David Jones, 37, who works in the Canary Wharf HQ of Barclays - a bank that has so far rejected the Government bail out - said: 'I think Gordon Brown has the experience no other prime minister has and we are quite lucky to have that level of leadership and I am not even a Labour supporter.'

Not everyone was quite so impressed.

A US banker, who gave his name only as Christopher, sniffily walked past, saying: 'What this means is the Government, which is far less capable of running a business than the businessman, is now in charge of the banks.'


click here

  Forum Editor 18:40 13 Oct 2008

which is far less capable of running a business than the businessman"

I think most people with any sense might feel that the government (any government,come to that) isn't likely to make much more of a mess of the banks than the people who have been running them recently.

Banking is all about assessing risks, and if you don't lend any money you don't take any risks. The problem the banks face now - if they take public funding - is that the government will force them into lending money to home-buyers, or at least it will if it has the slightest grain of sense.

And back they go into the risk business.

  peter99co 18:47 13 Oct 2008

Some will have had their knuckles rapped and may be less cavalier with the funds. I am glad I am not in need of a home buy.

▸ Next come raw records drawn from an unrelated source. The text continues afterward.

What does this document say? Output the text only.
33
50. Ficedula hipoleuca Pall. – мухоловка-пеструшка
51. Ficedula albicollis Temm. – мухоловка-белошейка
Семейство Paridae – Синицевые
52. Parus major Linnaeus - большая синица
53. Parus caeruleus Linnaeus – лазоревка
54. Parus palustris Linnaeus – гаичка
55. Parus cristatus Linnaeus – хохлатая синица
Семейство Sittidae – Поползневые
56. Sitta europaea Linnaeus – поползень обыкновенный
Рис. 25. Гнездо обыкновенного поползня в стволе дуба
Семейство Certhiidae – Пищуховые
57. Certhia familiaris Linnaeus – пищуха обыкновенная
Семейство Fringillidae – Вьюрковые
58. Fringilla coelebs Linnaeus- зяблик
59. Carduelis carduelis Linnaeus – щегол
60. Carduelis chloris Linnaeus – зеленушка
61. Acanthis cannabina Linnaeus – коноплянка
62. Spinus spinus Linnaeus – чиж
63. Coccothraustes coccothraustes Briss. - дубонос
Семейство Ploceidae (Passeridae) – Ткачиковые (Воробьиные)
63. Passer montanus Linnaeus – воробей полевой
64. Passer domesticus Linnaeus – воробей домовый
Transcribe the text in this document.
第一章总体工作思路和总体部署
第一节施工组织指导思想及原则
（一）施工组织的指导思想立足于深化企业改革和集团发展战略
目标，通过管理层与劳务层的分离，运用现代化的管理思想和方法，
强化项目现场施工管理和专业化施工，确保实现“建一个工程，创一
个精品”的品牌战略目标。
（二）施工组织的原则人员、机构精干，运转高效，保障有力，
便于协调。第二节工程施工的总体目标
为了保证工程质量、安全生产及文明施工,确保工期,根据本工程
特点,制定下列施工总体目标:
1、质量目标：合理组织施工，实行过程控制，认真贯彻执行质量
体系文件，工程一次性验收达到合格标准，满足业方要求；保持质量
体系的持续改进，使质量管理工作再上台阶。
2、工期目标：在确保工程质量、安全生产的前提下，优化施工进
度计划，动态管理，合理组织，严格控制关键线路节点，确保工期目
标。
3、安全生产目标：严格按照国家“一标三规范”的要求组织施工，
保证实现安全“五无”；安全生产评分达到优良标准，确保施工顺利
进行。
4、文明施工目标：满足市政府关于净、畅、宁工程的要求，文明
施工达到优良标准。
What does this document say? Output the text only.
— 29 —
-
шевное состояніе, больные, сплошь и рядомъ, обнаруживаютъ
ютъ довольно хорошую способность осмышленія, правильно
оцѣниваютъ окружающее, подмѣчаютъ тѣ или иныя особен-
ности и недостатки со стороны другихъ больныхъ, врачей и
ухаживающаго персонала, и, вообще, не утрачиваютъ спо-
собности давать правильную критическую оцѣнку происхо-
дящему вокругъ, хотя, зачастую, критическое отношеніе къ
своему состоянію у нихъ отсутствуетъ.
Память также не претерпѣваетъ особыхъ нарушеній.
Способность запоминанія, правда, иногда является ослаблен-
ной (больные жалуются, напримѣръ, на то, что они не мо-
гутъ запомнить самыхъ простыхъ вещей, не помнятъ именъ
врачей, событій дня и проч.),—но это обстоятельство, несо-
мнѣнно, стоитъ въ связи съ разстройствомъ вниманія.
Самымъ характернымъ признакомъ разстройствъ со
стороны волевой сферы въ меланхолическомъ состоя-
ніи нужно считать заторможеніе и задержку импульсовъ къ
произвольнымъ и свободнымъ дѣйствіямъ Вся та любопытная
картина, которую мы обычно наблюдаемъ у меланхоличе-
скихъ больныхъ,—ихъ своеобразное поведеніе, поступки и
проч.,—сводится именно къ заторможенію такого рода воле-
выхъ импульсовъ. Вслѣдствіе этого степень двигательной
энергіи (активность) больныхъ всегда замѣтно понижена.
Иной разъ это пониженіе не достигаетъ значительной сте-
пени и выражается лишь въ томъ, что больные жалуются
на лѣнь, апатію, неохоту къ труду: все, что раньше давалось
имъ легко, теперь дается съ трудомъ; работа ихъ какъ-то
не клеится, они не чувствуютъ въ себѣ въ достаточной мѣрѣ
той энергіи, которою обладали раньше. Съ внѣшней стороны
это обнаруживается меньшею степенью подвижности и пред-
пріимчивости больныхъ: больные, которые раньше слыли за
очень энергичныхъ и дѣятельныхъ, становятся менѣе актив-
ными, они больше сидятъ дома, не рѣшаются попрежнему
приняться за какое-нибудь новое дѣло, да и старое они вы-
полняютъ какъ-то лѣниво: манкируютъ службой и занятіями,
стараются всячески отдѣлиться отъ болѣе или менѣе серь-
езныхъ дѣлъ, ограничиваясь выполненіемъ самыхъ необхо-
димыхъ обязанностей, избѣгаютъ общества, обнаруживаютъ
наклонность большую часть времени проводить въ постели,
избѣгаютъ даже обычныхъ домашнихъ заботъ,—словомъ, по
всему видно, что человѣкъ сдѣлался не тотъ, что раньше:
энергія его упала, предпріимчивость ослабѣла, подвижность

Maybe the rental market will grow in the short term. Owning a home is a big step for some and this is bound to make others think twice.

  donki 18:48 13 Oct 2008

Well lets hope they just lend to the home owners that can actually pay back what they need or we will be in the same position 10 years from now and the £65 billion will have dissappeared. Although the thought of civil servants running a bank is a little scarey.... and I am a civil servant.

The house prices need to drop furher in order for first time buyers to realistically afford to buy and run a house. But as house prices fall furher more money is going to be lost by the people who bought the houses at infated prices. Personally I dont see what giving all this money to the banks is actually going to accomplish. People are finding times tough enough with the cost of living alone.

  laurie53 19:56 13 Oct 2008

The latest plan, as I understand it, is that the government is to underwrite these banks by buying shares in them to the tune of several billion pounds.

To do this they are going to have borrow the money.

Who from, pray?

Sorry posted this in the wrong thread originally

  Grey Goo 08:10 16 Oct 2008

Seems to have got it seriously wrong, how surprising.

This thread is now locked and can not be replied to.